Mental Exercise: Divide
One of the biggest hurdles to long writing projects is the mental game. I want to spend a few weeks talking about a few of the mental exercises that help me get through longer projects.
This week, I’d like to talk about one of the biggest hurdles for me. Long term projects are difficult because of the “long-term.” They seem to be incredibly daunting when you examine them too closely: OMG, a book! A multi-year grant! A trilogy! I don’t know about you but I kind of can’t help myself. I keep looking at them rather closely.
The problem is this: when we focus on the largeness of the project, the tasks feel overwhelming, and you don’t quite know where to start.
I like to parse these two questions. Let’s start with the overwhelming bit. I take a tip from the publishing industry, specifically magazines. In a magazine office, say one that has monthly issues, there is a large, year-long calendar that plans the projects in advance. This allows everyone to know what their deadlines are in advance: articles, advertisements, copy-editing, photography, and fact-checking are all on a schedule. There are a lot of moving parts. Stay with me if you’re growing more anxious reading this. The magazine schedule is quite like our schedule for large projects. We know what the moving parts are. (If we don’t, we ask someone who has recently been through the experience or who can calmly help you talk it through.) If we take the time to write a to-do list for each project, then we get a sense of what needs doing.

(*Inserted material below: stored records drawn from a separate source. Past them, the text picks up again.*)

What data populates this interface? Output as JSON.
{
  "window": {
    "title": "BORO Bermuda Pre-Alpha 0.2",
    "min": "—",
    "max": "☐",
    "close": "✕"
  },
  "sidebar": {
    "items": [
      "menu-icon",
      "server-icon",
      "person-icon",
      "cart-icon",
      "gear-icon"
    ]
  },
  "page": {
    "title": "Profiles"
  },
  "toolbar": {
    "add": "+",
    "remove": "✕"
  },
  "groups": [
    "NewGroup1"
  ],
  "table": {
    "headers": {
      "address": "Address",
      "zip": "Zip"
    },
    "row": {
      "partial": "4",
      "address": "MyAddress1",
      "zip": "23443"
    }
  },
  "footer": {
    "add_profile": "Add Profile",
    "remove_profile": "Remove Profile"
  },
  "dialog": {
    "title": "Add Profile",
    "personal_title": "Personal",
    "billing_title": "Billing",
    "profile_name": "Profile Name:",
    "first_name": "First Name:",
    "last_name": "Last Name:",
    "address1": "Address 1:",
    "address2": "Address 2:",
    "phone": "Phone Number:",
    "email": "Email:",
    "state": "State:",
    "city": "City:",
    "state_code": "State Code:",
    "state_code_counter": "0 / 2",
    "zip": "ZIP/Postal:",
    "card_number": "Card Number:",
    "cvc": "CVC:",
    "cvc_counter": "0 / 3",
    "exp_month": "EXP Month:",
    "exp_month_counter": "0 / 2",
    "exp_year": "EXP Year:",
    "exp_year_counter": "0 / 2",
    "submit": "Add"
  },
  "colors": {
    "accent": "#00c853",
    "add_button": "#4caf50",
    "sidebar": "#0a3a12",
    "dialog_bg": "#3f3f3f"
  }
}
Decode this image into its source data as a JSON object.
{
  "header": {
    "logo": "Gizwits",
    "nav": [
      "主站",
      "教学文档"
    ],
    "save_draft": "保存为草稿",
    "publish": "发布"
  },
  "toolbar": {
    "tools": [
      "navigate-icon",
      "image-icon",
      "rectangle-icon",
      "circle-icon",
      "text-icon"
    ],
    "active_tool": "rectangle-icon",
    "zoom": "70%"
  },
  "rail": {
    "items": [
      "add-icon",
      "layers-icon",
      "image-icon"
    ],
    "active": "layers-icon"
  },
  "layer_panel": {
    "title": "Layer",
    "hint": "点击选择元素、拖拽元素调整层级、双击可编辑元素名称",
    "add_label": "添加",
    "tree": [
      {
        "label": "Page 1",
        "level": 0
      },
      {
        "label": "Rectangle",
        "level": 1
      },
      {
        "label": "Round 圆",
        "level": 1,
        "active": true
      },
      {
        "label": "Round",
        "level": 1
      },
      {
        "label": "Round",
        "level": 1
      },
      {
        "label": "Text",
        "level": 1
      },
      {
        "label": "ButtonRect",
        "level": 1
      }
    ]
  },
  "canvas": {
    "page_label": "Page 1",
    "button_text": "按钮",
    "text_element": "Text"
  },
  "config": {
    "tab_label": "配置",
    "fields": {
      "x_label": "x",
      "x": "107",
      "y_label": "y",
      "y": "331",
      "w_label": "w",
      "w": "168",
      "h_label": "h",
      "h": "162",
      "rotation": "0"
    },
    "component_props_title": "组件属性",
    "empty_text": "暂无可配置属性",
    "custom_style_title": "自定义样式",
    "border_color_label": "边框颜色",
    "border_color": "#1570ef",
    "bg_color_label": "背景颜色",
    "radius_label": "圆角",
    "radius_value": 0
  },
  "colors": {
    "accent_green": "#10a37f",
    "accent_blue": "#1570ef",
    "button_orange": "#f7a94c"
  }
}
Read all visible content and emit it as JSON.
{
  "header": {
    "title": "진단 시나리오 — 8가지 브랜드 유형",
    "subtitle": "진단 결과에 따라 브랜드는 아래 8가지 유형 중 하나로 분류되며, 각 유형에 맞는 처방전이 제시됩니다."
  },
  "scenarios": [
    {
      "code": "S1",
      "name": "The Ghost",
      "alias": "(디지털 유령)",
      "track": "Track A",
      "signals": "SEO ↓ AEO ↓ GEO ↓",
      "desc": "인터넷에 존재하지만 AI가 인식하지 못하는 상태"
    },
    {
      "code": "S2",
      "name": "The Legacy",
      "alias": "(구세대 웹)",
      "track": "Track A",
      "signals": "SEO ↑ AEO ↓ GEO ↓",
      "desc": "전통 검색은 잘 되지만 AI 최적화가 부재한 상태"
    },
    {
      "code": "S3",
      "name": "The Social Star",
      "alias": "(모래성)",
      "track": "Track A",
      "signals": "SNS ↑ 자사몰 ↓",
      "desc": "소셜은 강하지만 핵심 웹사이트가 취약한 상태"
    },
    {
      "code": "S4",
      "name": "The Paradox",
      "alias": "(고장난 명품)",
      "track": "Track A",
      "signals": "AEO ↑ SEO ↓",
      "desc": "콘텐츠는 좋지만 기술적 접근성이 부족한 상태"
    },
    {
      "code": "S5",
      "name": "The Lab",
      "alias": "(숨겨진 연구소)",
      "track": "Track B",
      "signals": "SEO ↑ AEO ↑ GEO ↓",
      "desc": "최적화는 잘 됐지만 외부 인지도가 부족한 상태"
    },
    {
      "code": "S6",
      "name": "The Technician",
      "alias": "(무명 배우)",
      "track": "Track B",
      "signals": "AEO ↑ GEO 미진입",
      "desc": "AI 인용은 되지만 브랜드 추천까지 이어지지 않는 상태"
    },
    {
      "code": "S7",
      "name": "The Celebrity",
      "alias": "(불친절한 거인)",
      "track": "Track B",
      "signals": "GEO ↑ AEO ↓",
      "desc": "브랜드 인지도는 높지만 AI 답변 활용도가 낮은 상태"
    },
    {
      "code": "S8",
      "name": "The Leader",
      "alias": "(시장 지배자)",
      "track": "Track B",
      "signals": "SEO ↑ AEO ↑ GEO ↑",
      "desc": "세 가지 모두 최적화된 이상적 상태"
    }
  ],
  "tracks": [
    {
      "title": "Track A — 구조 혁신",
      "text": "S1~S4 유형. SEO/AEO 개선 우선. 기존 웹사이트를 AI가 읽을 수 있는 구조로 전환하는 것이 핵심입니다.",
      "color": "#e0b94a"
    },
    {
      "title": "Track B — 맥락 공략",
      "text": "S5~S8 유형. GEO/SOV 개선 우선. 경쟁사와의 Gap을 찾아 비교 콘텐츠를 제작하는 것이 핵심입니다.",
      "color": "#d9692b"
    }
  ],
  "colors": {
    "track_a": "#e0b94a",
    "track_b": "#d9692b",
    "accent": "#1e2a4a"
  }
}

For instance, I am currently hard at work on a new collection of poems. This requires a learning curve that has multiple moving projects including the following tasks: find grant money, go to workshops/conferences, read widely, and write diligently. These are the tasks as far as I know. I can only list mini-projects and tasks out as much as I know. I have to trust that the process will reveal itself to me when necessary. If I get stuck on finding grant money, then I’ll call the college’s grant office. If I get stuck at workshops or feel stymied by the feedback, I contact someone I know. If I don’t understand what I read, I research. If I get stuck in the writing, I return to it. If – at any point – I don’t know what to do next, I research the process by asking people and, sometimes, I go a-googling.
I parse this part of planning from prioritizing because I simply cannot do both. I need to know what the projects are before I decide what gets done first. (If you’re looking for information on prioritizing, I covered that in this blog post.)
Planning what needs doing provides some degree of order to the chaos. So, every time you are tempted to think about the largeness of the project, you can remind yourself, “I have stared into that void and won.” You can remind yourself, “I’ll check in with the large project after I do the small tasks I’ve set for myself. I am making progress this way.”